Wednesday 5 April 2017

Chewing Gum Season 3 | Michaela Coel was interviewed

Why do you lie so much?”
This is the question posed to Tracey, the larger-than-life protagonist of Chewing Gum, at the end of the premiere of the Netflix show's second season. Tracey makes a practice of weaving complicated, patently false tales in response to the simplest questions—it's just her method of deflecting from actually feeling anything.
“I don’t know,” she tells her ex-boyfriend, Connor. In the first moments of the second season, which premiered on Netflix Tuesday, Chewing Gum finds its leading lady, played by the show’s writer, creator, and theme song co-composer Michaela Coel, returning to an affordable housing complex in Tower Hamlets, London, after a three-month leave of absence. She’s single, homeless, on the outs with friends and family, and squatting in the bodega where she works. That's where Connor tracks her down, months after their split. It’s an almost-tender moment in a series that is allergic to them. When vulnerability emerges, it's all the more conspicuous among all the gross-outs (a memorable season-one arc involves a plan to resell used dildos; season two kicks off with some violently orange vomit).
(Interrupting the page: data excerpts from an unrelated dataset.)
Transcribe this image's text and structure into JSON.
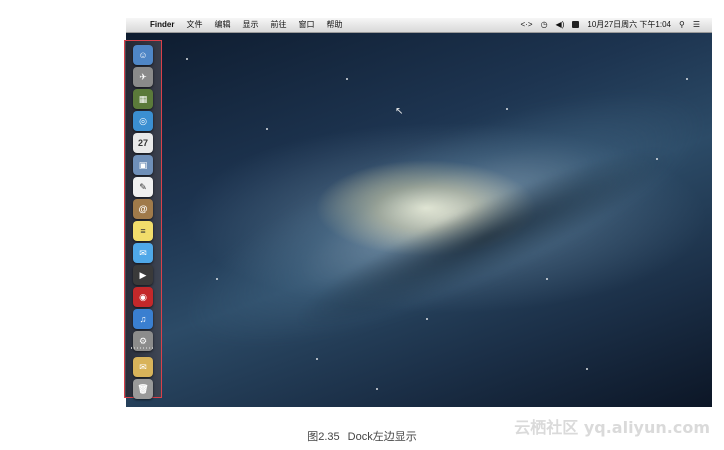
{
  "menubar": {
    "apple_glyph": "",
    "app_name": "Finder",
    "menus": [
      "文件",
      "编辑",
      "显示",
      "前往",
      "窗口",
      "帮助"
    ],
    "status": {
      "arrows": "<·>",
      "timemachine": "◷",
      "volume": "◀)",
      "datetime": "10月27日周六 下午1:04",
      "search_glyph": "⚲",
      "list_glyph": "☰"
    }
  },
  "dock": {
    "position": "left",
    "highlight_color": "#d9404a",
    "items": [
      {
        "name": "finder",
        "glyph": "☺",
        "color": "#4f86c6"
      },
      {
        "name": "launchpad",
        "glyph": "✈",
        "color": "#8a8a8a"
      },
      {
        "name": "mission-control",
        "glyph": "▦",
        "color": "#5b7a3a"
      },
      {
        "name": "safari",
        "glyph": "◎",
        "color": "#3b8fd1"
      },
      {
        "name": "calendar",
        "glyph": "27",
        "color": "#e9e9e9"
      },
      {
        "name": "preview",
        "glyph": "▣",
        "color": "#6f8fb8"
      },
      {
        "name": "text-edit",
        "glyph": "✎",
        "color": "#f0f0f0"
      },
      {
        "name": "contacts",
        "glyph": "@",
        "color": "#a07a4a"
      },
      {
        "name": "notes",
        "glyph": "≡",
        "color": "#f2dd6b"
      },
      {
        "name": "messages",
        "glyph": "✉",
        "color": "#4fa8e8"
      },
      {
        "name": "facetime",
        "glyph": "▶",
        "color": "#3a3a3a"
      },
      {
        "name": "photo-booth",
        "glyph": "◉",
        "color": "#c4282a"
      },
      {
        "name": "itunes",
        "glyph": "♫",
        "color": "#3a7fd0"
      },
      {
        "name": "system-preferences",
        "glyph": "⚙",
        "color": "#8c8c8c"
      },
      {
        "name": "downloads-stack",
        "glyph": "✉",
        "color": "#d8b35a"
      },
      {
        "name": "trash",
        "glyph": "🗑",
        "color": "#9a9a9a"
      }
    ]
  },
  "caption": {
    "number": "图2.35",
    "text": "Dock左边显示"
  },
  "watermark": "云栖社区 yq.aliyun.com"
}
Chewing Gum premiered on the British channel E4 (the network best known for teen hits Skins, Misfits, and The Inbetweeners) in 2015 and came to Netflix late last year, where it won a strong American following. It’s an adaptation of Coel’s one-woman show Chewing Gum Dreams, which she wrote as a drama student at the Guildhall School of Music and Drama and premiered at London’s Yard Theatre to a sold-out, five-day run during her senior year.



“I’d been in drama school for three years and we had never told a single story like it,” Coel recalled on a recent afternoon. “We hadn’t done anything about black working class life, and that is who I am.”
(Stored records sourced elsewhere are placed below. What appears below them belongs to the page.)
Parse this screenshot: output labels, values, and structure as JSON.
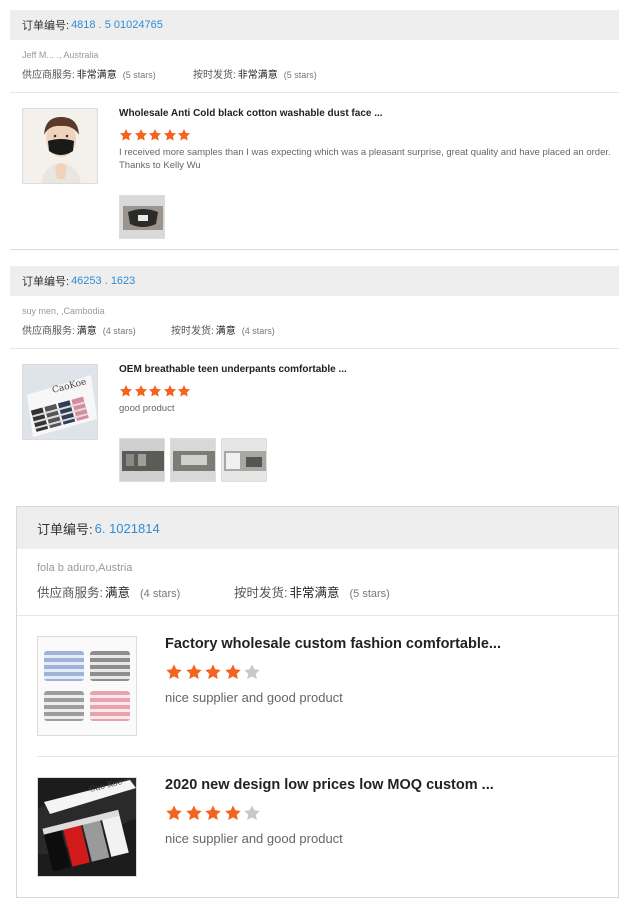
{
  "colors": {
    "accent": "#2d8cd8",
    "star_on": "#f5641e",
    "star_off": "#c8c8c8",
    "header_bg": "#eeeeee"
  },
  "orders": [
    {
      "label": "订单编号:",
      "order_no": "4818 . 5 01024765",
      "buyer": "Jeff M... ., Australia",
      "supplier_label": "供应商服务:",
      "supplier_value": "非常满意",
      "supplier_count": "(5 stars)",
      "shipping_label": "按时发货:",
      "shipping_value": "非常满意",
      "shipping_count": "(5 stars)",
      "reviews": [
        {
          "title": "Wholesale Anti Cold black cotton washable dust face ...",
          "stars": 5,
          "comment": "I received more samples than I was expecting which was a pleasant surprise, great quality and have placed an order. Thanks to Kelly Wu",
          "thumb_icon": "face-mask-product-image",
          "photos": [
            "mask-photo"
          ]
        }
      ]
    },
    {
      "label": "订单编号:",
      "order_no": "46253 . 1623",
      "buyer": "suy men, ,Cambodia",
      "supplier_label": "供应商服务:",
      "supplier_value": "满意",
      "supplier_count": "(4 stars)",
      "shipping_label": "按时发货:",
      "shipping_value": "满意",
      "shipping_count": "(4 stars)",
      "reviews": [
        {
          "title": "OEM breathable teen underpants comfortable ...",
          "stars": 5,
          "comment": "good product",
          "thumb_icon": "underpants-box-product-image",
          "photos": [
            "photo-1",
            "photo-2",
            "photo-3"
          ]
        }
      ]
    },
    {
      "label": "订单编号:",
      "order_no": "6. 1021814",
      "buyer": "fola b aduro,Austria",
      "supplier_label": "供应商服务:",
      "supplier_value": "满意",
      "supplier_count": "(4 stars)",
      "shipping_label": "按时发货:",
      "shipping_value": "非常满意",
      "shipping_count": "(5 stars)",
      "reviews": [
        {
          "title": "Factory wholesale custom fashion comfortable...",
          "stars": 4,
          "comment": "nice supplier and good product",
          "thumb_icon": "striped-boxers-product-image"
        },
        {
          "title": "2020 new design low prices low MOQ custom ...",
          "stars": 4,
          "comment": "nice supplier and good product",
          "thumb_icon": "boxers-gift-box-product-image"
        }
      ]
    }
  ]
}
    Coel grew up in Tower Hamlets in a council estate much like that of Tracey. She was raised in a working-class, predominantly white and Bangladeshi neighborhood by a single mother, a Ghanaian who immigrated to the United Kingdom in her early twenties. Coel participated in youth theater as a child in lieu of daycare, a luxury her family could not afford, but remained largely uninterested in theater for much of her childhood. She converted to Pentecostalism as a teenager and, on May 22, 2006—a date now known as her “creative birthday”—she wrote a poem called “God’s Next Top Model,” which she then performed at a local pub. This kicked off a short career on London’s open mic circuit, where she met the actor, playwright, and director Ché Walker, who referred Coel to Guildhall. (Coel is currrently filming Walker's film Been So Long, a screen adaptation of his musical of the same title.)
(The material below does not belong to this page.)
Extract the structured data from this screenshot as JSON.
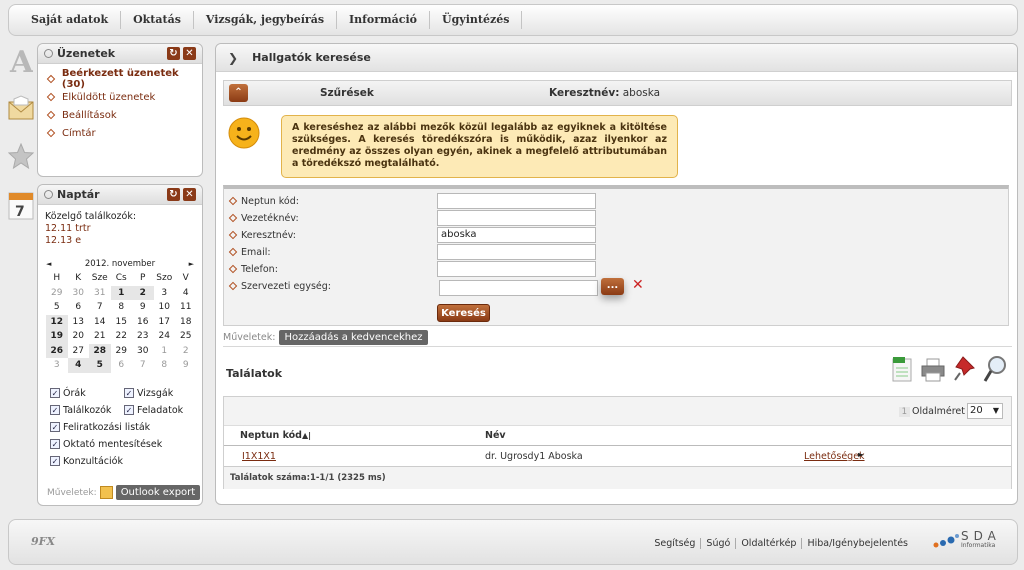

At Guildhall, she encountered peers of varying backgrounds and experiences seemingly at odds with Pentecostal teachings. Plus, she was celibate. “I’d go to church and it kind of felt like I was lying just by being there because I stopped believing everything,” she said. “And then I met this Italian guy who gave me sex and then that was it. Then I was done.”
Chewing Gum Dreams is a collage of Coel’s memories of secondary school. In the play, Tracey is 14, not the 24-year-old woman in the TV series. Still, Coel is wants to make it clear that Chewing Gum is not autobiography. “I think in order to create that character, I’m not sure you can be like her now,” she said. Tracey has an almost childlike naivety, powered by a teenage sex drive. (One of the show’s ongoing narratives is Tracey’s still unfulfilled quest to lose her virginity.) She’s a bit of a narcissist, with questionable morals. She lies, a lot.
Chewing Gum focuses on the messy intersections of ethnicity, class, sexuality, and faith, taking relish in probing the most sensitive corners. (Towards the end of the first season, Tracey’s hyper-devout sister becomes engaged to Tracey’s closeted ex-boyfriend.)
In the second season, Tracey takes a bit of a backseat, allowing Coel to flesh out existing secondary characters and introduce new ones, including Tracey’s new best friend Ola, who has his share of ethnically dubious moments. Plus, Coel added, “it’s more gross."
Since the series took off, Coel has also been plugging away at other projects, including Been So Long, a small part in Black Mirror alongside Bryce Dallas Howard, and a leading role in the E4 series The Aliens. But she continues to shepherd Chewing Gum.
“If you thought it was too gross for you before, I would suggest you don’t watch the second season," she said. "It’s not for you.”